I’ve heard the phrases “meet people where they are” and “just walk with people” thousands of times.
I won’t for a second deny how important it is to walk with people in pastoral work or whatever work it may be. I often get confused with individuals who think that “meeting people where they are” or “just walking with people” is the ultimate goal. Instead, it’s just the beginning.
Christianity demands that we walk somewhere. We have a destination.
Throughout the Gospels, Jesus meets people where they are and walks with them. There is no doubt about this; it jumps off of every page. Yet, He always walks somewhere with people. He never encounters someone with no further destination in mind. Jesus always meets people where they are to bring them somewhere else.
For example, Jesus meets the woman at the well exactly where she is, yet there is a destination in mind. As they converse, she refers to Jesus as a Jew, then sir, then prophet, then Messiah. Jesus met the woman at the well exactly where she had been, but he left her in a completely different place. She may have never taken a step during the conversation, but she journeyed from seeing an ordinary man to encountering the Lord. That’s the point - Jesus is the destination. He is where humanity and divinity embrace.
Jesus walks with people, but it’s always walking somewhere. Consider the end of the Sermon on the Mount, Jesus says “Seek first the kingdom of God and his righteousness” (Matthew 6:33). Jesus also says to his disciples, “Whoever wishes to come after me must deny himself, take up his cross, and follow me” (Matthew 16:24). Jesus says to the repentant thief, “Today you will be with me in paradise” (Luke 23:43). Jesus demands conversion, transformation, and eyes focused on a destination.
During the first week of Lent, I always enjoy reading the homily from Saint Asterius of Amasea. He reflects on the meaning of the word “shepherd” when Jesus says that the good shepherd leaves the ninety-nine to find the one lost sheep.
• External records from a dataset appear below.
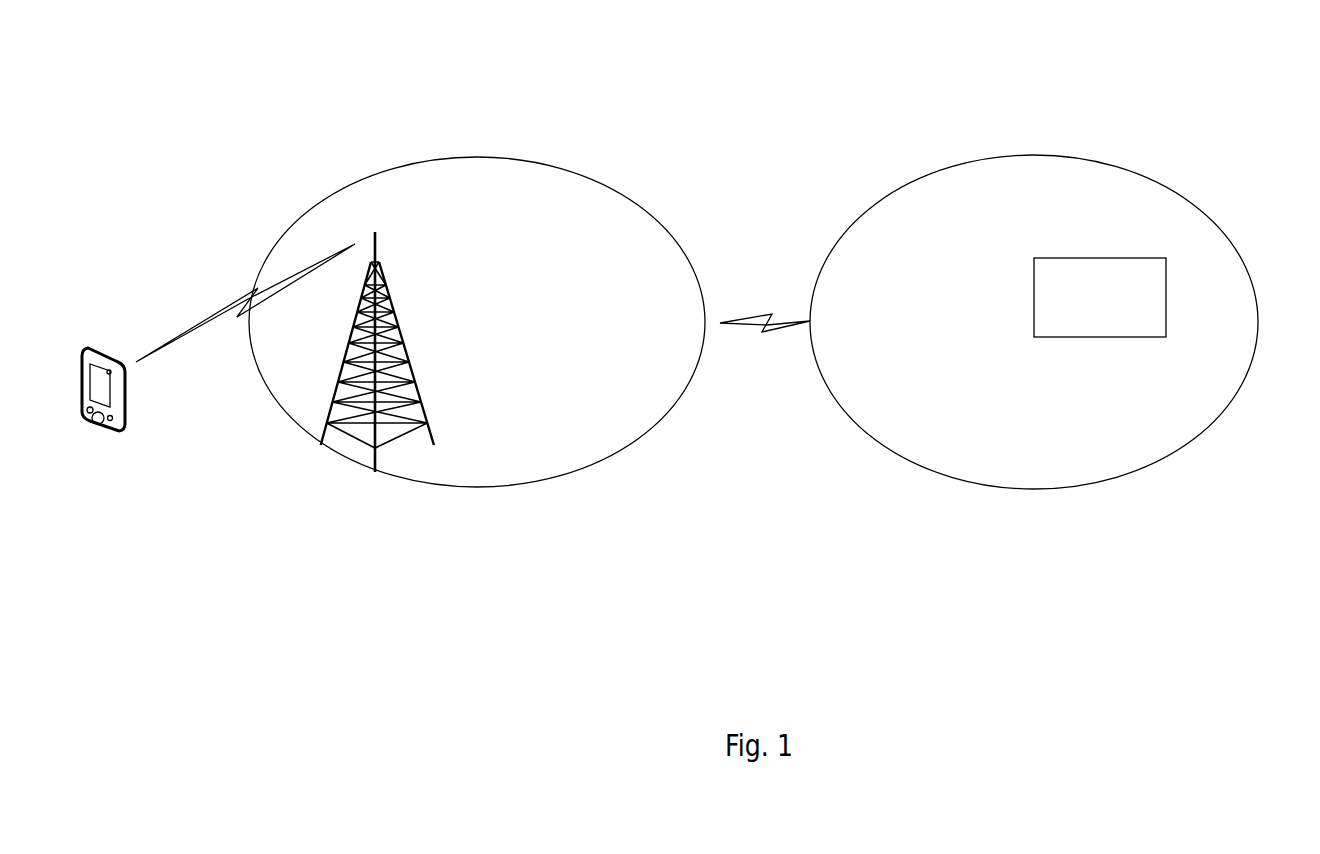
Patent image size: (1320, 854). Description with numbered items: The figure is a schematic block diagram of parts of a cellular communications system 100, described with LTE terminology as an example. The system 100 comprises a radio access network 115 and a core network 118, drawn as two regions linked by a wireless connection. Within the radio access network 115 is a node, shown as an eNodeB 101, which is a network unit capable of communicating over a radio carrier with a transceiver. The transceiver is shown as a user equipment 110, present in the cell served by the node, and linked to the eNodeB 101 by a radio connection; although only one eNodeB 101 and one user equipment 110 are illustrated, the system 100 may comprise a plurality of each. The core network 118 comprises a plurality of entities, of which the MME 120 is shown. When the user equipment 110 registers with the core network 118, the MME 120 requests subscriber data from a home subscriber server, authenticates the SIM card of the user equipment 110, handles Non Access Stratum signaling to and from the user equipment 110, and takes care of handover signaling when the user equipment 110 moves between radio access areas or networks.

The cellular communications system 100 is at (372, 109).
The eNodeB 101 is at (350, 437).
The user equipment 110 is at (112, 432).
The radio access network 115 is at (480, 152).
The core network 118 is at (948, 172).
The MME 120 is at (1163, 283).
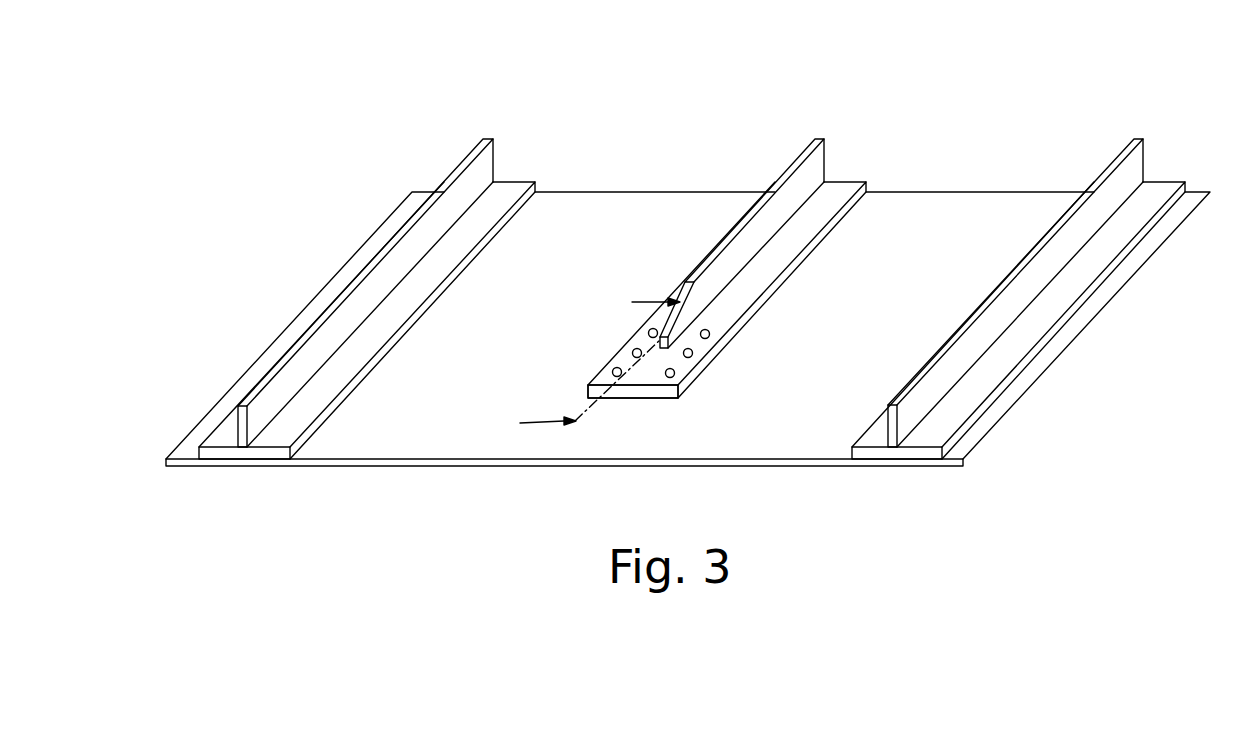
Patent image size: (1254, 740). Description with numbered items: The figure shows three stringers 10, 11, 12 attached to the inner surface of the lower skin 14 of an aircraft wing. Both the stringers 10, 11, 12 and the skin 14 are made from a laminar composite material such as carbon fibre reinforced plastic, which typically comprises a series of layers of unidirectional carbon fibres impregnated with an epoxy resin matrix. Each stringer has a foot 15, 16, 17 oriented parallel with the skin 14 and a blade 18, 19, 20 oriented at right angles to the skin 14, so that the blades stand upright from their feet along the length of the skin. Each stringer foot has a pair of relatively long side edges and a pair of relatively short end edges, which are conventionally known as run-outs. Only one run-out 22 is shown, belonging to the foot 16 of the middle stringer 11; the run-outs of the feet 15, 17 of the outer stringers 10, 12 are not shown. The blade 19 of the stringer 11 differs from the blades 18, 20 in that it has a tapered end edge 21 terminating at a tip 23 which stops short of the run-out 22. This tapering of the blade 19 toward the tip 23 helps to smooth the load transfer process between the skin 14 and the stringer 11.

The stringer 10 is at (384, 255).
The stringer 11 is at (698, 241).
The stringer 12 is at (1034, 254).
The lower skin 14 is at (495, 467).
The foot 15 is at (443, 253).
The foot 16 is at (783, 245).
The foot 17 is at (1070, 288).
The blade 18 is at (483, 167).
The blade 19 is at (812, 165).
The blade 20 is at (1133, 163).
The tapered end edge 21 is at (672, 318).
The run-out 22 is at (656, 390).
The tip 23 is at (670, 367).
Asterius says, “When one of them [sheep] was separated from the flock and lost its way, that shepherd did not remain with the sheep who kept together at pasture. No, he went off to look for the stray. He crossed many valleys and thickets, he climbed great towering mountains, he spent much time and labor in wandering through solitary places until at last he found his sheep.”
How true this must be before we “meet people where they are” and “walk with people”? It takes a tremendous amount of effort.
Asterius continues, “When he [the shepherd] found the sheep, he did not chastise it; he did not use rough blows to drive it back, but gently placed it on his own shoulders and carried it back to the flock.” Notice what the good shepherd did: not only did the shepherd meet the sheep where it was and simply walk with it, but, more importantly, the shepherd led the sheep in a different direction (back to the flock).
Asterius then mentions the profound joy experienced by the good shepherd, “He took greater joy in this one sheep, lost and found, than in all the others.”
Again, I’m all for “meeting people where they are” and “just walking with people,” but it cannot stop there. Christianity demands so much more. It requires a destination, a goal. It demands Paul's mentality, “Run so as to win the race” (1 Corinthians 9:24). It demands people to be brought back into the fold.
It demands that we seek first the Kingdom of God together. We are walking with someone somewhere…toward Heaven. To put it clearly, that might mean we need people to turn us around because we might be heading in the wrong direction.